Dave Courbanou

July 21, 2011

3 Min Read
Apple Kills Optical Media, White Macbooks in Latest Refresh

It’s here, as promised: Mac OS X Lion has hit the Mac App Store, and for $30 it can be yours. What other goodies has Apple offered up along with the new OS? On the hardware side, we get a host of new Mac Minis, new MacBook Airs and an interesting subtraction from Apple’s lineup. Does Apple have optical media in its crosshairs? All this and more, if you read on …

Macbook Airs are now a whole lot beefier at the same price points, and they now include the long-awaited backlit keyboard. Both the 11-inch and the 13-inch can be outfitted with either a Core i5 at 1.6GHz or 1.7GHz, or a Core i7 at 1.8 GHz. Plus, they now support the Thunderbolt I/O technology. Same battery life, same screen resolution, same exact aluminum enclosure, all just a little better than they were before. Color me jealous: I’ve had my first-generation 11-inch MacBook Air since December 2010 — less than a year and Apple has outdone itself.

Those under-the-hood upgrades also made it into the new Mac Mini, starting with 2.3GHz Core i5 CPUs, but absent of any optical drives. The old Mac Mini had two options: a DVD burner slot for the regular Mac Mini, or an extra disk drive for the server version. The new Mac Mini, much like the Mac Mini Server before it, is now just a 1.4 inch-high brick of aluminum with a bunch of ports in the back (yes, including Thunderbolt). The new Mac Mini server sports the same tiny enclosure but features a 2GHz Core i7 quad-core CPU.

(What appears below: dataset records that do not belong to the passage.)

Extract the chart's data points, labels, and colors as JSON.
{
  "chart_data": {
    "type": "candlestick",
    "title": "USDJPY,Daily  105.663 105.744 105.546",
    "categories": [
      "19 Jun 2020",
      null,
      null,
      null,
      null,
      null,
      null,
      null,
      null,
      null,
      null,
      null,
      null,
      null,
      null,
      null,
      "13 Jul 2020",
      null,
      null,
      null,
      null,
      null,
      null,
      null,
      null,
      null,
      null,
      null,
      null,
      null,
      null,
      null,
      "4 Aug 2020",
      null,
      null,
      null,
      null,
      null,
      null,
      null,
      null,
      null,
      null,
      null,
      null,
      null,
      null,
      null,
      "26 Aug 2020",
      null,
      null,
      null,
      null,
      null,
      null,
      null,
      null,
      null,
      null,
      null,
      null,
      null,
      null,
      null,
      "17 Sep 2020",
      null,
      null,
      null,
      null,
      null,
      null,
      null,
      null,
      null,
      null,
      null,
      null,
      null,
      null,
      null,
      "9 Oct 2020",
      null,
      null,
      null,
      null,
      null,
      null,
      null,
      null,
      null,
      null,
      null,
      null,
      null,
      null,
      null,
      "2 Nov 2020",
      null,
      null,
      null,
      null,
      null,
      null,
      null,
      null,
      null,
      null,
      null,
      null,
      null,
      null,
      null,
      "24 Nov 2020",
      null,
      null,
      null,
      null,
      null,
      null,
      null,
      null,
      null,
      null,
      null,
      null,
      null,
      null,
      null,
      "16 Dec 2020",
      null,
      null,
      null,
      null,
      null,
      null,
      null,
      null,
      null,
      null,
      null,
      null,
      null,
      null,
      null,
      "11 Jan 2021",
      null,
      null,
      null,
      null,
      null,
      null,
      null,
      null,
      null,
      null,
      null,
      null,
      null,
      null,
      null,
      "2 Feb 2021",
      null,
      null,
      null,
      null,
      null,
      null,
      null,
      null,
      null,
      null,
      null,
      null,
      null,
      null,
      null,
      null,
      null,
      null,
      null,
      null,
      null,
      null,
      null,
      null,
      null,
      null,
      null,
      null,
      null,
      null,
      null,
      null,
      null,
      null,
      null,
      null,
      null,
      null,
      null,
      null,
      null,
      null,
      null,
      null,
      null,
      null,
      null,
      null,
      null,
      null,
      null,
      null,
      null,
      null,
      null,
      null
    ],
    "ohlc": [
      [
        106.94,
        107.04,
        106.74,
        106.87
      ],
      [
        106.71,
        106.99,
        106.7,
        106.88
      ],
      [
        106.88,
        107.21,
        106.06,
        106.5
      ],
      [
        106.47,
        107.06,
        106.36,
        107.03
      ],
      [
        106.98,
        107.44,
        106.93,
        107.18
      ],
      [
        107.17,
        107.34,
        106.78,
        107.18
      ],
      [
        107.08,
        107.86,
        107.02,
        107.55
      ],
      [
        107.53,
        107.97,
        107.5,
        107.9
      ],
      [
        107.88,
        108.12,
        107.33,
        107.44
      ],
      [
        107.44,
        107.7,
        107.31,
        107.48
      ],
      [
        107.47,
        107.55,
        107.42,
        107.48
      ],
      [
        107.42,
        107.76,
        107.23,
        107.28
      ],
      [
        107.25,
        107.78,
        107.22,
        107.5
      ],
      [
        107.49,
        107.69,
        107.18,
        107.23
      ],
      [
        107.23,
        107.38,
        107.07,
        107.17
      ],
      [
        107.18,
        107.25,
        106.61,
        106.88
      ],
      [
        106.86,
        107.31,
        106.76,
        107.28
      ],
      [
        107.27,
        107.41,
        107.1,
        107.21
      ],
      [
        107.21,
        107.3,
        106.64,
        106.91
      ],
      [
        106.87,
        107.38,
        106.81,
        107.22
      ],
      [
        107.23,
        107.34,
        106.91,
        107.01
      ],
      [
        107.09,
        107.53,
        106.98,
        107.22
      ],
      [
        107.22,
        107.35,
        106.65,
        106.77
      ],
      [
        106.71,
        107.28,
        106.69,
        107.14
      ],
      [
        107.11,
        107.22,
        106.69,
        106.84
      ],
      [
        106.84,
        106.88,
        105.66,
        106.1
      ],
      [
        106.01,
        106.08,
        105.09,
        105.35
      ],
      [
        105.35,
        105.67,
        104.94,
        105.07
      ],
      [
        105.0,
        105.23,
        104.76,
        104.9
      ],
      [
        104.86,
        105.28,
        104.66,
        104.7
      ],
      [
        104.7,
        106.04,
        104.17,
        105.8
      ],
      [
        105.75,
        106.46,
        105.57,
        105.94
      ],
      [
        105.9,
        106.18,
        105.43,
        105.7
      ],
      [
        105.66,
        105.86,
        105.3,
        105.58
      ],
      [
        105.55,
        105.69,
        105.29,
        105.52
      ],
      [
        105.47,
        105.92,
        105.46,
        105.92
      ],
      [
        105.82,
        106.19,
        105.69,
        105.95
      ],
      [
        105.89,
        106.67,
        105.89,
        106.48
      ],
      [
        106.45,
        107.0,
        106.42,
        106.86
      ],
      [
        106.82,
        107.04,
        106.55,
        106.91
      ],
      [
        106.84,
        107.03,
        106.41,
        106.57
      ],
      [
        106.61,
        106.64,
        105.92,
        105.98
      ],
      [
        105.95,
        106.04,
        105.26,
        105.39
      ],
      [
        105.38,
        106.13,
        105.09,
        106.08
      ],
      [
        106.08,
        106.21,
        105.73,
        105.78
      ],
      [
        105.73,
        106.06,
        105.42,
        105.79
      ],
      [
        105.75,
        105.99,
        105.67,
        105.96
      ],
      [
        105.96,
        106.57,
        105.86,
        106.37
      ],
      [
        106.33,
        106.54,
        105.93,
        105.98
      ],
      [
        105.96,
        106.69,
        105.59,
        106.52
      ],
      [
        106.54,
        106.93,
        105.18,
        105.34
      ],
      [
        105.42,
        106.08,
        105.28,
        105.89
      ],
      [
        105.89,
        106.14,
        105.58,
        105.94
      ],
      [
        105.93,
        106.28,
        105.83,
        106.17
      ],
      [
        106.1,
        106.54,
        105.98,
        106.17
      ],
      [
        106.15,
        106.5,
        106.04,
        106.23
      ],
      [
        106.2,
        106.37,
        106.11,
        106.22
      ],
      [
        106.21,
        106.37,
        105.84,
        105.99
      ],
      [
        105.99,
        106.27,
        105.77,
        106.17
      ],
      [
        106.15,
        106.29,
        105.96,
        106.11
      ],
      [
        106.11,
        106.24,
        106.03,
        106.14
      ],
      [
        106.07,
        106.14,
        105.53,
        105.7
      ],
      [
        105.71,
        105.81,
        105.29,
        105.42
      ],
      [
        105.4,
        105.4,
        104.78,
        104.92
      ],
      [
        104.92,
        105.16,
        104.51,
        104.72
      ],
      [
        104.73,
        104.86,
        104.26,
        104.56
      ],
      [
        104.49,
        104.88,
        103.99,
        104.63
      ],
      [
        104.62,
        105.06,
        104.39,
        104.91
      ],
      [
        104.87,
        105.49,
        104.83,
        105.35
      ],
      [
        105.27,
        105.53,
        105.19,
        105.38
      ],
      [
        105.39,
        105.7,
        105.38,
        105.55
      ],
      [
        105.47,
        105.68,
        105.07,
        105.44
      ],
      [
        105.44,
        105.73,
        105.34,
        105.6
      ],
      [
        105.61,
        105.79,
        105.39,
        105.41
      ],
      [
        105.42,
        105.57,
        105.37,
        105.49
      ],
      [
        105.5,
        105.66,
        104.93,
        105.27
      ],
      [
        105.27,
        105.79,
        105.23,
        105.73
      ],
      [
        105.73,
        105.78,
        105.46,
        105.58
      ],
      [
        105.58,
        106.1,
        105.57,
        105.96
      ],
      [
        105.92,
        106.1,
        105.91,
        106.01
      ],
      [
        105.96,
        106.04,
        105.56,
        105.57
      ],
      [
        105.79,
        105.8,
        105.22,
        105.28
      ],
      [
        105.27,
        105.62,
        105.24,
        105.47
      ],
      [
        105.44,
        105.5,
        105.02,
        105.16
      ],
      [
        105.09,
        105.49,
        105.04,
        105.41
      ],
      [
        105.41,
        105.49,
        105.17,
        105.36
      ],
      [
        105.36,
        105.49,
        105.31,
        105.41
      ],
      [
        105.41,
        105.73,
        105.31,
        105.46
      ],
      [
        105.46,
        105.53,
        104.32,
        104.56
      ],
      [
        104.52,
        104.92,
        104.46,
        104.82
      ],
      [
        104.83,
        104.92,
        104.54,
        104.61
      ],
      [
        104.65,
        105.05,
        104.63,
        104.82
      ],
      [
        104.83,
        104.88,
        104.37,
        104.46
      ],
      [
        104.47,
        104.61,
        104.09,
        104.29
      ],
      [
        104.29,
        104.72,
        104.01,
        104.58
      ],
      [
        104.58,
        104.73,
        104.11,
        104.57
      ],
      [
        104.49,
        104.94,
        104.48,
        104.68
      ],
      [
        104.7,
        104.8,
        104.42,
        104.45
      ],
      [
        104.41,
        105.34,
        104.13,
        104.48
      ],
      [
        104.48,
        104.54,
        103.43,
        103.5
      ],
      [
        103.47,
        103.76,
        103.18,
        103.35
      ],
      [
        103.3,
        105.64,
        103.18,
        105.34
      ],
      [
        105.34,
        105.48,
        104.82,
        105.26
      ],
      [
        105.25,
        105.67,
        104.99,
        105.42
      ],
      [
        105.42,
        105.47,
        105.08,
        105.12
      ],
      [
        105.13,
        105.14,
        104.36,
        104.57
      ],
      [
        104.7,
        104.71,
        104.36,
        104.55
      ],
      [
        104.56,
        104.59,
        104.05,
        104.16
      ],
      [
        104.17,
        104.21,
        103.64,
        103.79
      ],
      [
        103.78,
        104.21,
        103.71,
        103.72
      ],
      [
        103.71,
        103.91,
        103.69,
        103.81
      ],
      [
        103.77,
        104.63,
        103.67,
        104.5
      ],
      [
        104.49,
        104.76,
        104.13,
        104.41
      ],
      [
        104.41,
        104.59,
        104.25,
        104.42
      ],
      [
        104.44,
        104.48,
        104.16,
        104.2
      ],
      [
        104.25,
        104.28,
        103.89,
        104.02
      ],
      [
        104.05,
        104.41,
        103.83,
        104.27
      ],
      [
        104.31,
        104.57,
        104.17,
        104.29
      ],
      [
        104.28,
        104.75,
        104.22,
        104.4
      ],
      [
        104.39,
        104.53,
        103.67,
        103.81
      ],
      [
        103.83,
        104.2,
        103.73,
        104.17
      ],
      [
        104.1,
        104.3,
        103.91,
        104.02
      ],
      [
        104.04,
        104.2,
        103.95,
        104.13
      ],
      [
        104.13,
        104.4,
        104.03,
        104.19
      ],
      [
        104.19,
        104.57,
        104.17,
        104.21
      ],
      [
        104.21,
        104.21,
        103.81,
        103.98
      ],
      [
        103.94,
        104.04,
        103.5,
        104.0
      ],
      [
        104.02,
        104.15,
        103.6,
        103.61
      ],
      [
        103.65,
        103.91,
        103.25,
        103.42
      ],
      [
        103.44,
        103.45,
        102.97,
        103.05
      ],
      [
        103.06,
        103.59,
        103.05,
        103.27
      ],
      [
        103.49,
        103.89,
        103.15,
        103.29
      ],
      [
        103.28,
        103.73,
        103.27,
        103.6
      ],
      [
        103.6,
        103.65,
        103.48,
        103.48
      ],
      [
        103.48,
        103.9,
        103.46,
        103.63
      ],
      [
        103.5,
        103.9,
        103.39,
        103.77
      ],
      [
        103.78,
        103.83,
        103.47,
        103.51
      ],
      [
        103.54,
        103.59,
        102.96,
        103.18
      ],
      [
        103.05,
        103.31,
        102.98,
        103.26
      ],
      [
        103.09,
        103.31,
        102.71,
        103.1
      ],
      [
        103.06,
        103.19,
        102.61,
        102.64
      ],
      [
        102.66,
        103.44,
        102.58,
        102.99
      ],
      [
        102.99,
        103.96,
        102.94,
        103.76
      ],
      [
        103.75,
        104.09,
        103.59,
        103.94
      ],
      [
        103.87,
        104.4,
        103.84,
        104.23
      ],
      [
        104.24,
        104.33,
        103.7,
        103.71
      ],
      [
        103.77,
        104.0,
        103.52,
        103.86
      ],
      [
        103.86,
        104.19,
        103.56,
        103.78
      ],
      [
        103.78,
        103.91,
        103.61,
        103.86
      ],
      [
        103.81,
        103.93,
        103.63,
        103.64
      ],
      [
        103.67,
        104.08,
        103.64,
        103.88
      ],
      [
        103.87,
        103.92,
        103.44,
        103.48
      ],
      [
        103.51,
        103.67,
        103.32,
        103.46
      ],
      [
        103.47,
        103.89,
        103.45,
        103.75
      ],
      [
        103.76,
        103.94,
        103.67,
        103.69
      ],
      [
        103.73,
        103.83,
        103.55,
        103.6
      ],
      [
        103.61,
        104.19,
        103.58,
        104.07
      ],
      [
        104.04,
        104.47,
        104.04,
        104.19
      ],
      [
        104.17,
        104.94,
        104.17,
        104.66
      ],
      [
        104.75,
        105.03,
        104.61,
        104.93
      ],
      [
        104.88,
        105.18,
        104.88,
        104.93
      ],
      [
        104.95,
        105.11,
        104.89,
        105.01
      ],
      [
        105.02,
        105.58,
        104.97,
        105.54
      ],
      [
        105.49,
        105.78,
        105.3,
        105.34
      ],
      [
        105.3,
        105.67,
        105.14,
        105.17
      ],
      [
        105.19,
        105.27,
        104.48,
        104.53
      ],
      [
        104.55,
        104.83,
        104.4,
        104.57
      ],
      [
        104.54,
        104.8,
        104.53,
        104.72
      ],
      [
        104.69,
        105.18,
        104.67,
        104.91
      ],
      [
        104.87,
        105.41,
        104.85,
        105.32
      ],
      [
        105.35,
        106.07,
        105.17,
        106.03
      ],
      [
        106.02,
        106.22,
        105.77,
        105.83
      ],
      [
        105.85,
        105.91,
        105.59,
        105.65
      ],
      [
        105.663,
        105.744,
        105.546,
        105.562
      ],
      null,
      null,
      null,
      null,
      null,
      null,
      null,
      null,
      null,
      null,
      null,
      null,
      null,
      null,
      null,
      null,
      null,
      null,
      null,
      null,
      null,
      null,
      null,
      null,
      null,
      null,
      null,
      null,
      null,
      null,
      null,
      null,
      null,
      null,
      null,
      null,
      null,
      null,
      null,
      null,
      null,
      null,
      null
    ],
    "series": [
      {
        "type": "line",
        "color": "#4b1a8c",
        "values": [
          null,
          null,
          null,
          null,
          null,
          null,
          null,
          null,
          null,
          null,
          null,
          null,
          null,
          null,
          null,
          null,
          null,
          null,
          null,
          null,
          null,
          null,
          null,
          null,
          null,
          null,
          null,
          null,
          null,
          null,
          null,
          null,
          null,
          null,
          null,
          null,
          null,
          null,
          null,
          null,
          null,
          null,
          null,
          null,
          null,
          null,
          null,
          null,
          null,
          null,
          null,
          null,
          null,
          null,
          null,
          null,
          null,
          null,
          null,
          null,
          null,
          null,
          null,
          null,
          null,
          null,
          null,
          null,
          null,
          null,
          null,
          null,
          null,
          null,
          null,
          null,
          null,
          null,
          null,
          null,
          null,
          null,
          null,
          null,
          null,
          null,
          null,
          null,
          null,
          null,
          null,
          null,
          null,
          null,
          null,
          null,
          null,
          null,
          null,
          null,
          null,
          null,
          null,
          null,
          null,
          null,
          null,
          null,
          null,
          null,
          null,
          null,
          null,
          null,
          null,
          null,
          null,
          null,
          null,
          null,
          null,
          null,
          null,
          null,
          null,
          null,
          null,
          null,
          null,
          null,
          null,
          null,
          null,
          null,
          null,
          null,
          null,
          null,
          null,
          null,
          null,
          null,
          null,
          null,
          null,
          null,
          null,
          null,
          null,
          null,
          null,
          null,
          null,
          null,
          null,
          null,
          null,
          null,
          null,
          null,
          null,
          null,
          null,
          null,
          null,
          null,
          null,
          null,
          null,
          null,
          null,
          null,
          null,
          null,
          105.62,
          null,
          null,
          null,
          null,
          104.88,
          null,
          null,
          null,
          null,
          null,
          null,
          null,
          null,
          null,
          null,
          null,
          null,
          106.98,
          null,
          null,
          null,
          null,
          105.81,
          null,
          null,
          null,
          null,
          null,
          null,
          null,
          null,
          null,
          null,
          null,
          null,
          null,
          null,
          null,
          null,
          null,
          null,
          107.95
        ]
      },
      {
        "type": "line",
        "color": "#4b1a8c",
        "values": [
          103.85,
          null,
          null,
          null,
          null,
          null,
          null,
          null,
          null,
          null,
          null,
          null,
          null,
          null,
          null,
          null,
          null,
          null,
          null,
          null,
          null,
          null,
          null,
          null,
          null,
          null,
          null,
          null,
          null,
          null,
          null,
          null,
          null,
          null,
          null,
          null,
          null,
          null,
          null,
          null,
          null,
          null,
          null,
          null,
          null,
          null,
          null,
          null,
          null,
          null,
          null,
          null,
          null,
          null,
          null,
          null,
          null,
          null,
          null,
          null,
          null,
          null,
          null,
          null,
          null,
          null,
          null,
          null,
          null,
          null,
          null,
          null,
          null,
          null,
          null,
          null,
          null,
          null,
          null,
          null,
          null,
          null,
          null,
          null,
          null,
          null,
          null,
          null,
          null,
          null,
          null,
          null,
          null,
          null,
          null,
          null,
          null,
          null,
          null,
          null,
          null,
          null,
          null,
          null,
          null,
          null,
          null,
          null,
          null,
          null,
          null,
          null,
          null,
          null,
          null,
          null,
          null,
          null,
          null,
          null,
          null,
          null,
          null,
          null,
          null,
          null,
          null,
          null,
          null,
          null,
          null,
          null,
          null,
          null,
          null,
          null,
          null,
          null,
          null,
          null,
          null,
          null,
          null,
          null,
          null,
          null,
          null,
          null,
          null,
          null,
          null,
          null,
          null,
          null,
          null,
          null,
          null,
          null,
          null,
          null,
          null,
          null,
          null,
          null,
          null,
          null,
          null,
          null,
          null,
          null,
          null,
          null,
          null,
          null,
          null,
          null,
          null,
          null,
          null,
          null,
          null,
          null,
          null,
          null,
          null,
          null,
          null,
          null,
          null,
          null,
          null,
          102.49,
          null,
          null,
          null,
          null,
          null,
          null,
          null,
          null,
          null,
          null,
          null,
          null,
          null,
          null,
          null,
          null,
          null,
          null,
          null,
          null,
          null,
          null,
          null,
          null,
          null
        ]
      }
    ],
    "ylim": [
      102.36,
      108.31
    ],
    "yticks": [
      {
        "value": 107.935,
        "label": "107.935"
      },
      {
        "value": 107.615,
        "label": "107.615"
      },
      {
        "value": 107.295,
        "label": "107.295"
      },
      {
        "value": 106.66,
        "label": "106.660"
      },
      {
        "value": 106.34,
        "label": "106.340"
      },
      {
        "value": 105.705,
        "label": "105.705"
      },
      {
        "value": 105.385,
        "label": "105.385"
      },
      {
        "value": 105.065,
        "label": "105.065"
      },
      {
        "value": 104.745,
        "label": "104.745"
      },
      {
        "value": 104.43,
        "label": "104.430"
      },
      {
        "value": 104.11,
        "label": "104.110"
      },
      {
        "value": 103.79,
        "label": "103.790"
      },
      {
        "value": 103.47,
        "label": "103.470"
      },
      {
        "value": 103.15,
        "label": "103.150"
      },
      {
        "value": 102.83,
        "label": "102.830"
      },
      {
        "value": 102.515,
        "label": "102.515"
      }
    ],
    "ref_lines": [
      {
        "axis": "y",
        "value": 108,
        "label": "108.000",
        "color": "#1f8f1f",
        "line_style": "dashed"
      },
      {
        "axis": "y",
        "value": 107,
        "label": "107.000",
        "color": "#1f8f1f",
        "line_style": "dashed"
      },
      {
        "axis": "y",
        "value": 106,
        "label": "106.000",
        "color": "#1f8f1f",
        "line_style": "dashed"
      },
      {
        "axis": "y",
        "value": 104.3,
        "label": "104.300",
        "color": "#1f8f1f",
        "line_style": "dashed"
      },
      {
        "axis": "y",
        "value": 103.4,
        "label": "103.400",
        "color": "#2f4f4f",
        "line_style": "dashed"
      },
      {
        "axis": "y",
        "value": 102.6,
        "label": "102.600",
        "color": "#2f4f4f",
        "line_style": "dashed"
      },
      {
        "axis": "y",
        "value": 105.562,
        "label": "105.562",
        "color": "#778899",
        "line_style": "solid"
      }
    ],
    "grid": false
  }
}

Apple is making the very same death-of-optical statement with its laptops, because now, the MacBook Pro line is the only line of MacBooks that support optical media. And what happened to the white polycarbonate MacBook? It’s dead — unless you’re an educational institution. It’s likely Apple saw such great sales of the new MacBook Airs that it dropped the white MacBook altogether. The base MacBook Pro is only $1,199, a small step up from the old white MacBook. It’s likely users will find what they need in a $999 MacBook Air. Apple is even branding the Air as the “ultimate everyday notebook.”

With Lion being distributed exclusively through the Mac App Store, Apple is taking the same stance with optical it took with floppy disks just over a decade ago. Apple now also plans to sell a USB stick  loaded with Lion or $69, or users can bring their Mac to an Apple store and Apple will help them install Lion. Savvy users can extract the Lion install image after they’ve downloaded it and copy it to a USB stick or DVD themselves. But Apple is making a very firm statement here: It’s dragging everyone into the 21st century whether they like it or not. It’s about connected devices, not static media.

Mac OS X Lion, new MacBook Airs and new Mac Minis — they’re all in a small way showing what Apple has planned for the future of its product lineup. So, could we see super-thin iMacs with no optical drives soon? I think it’s only a matter of time.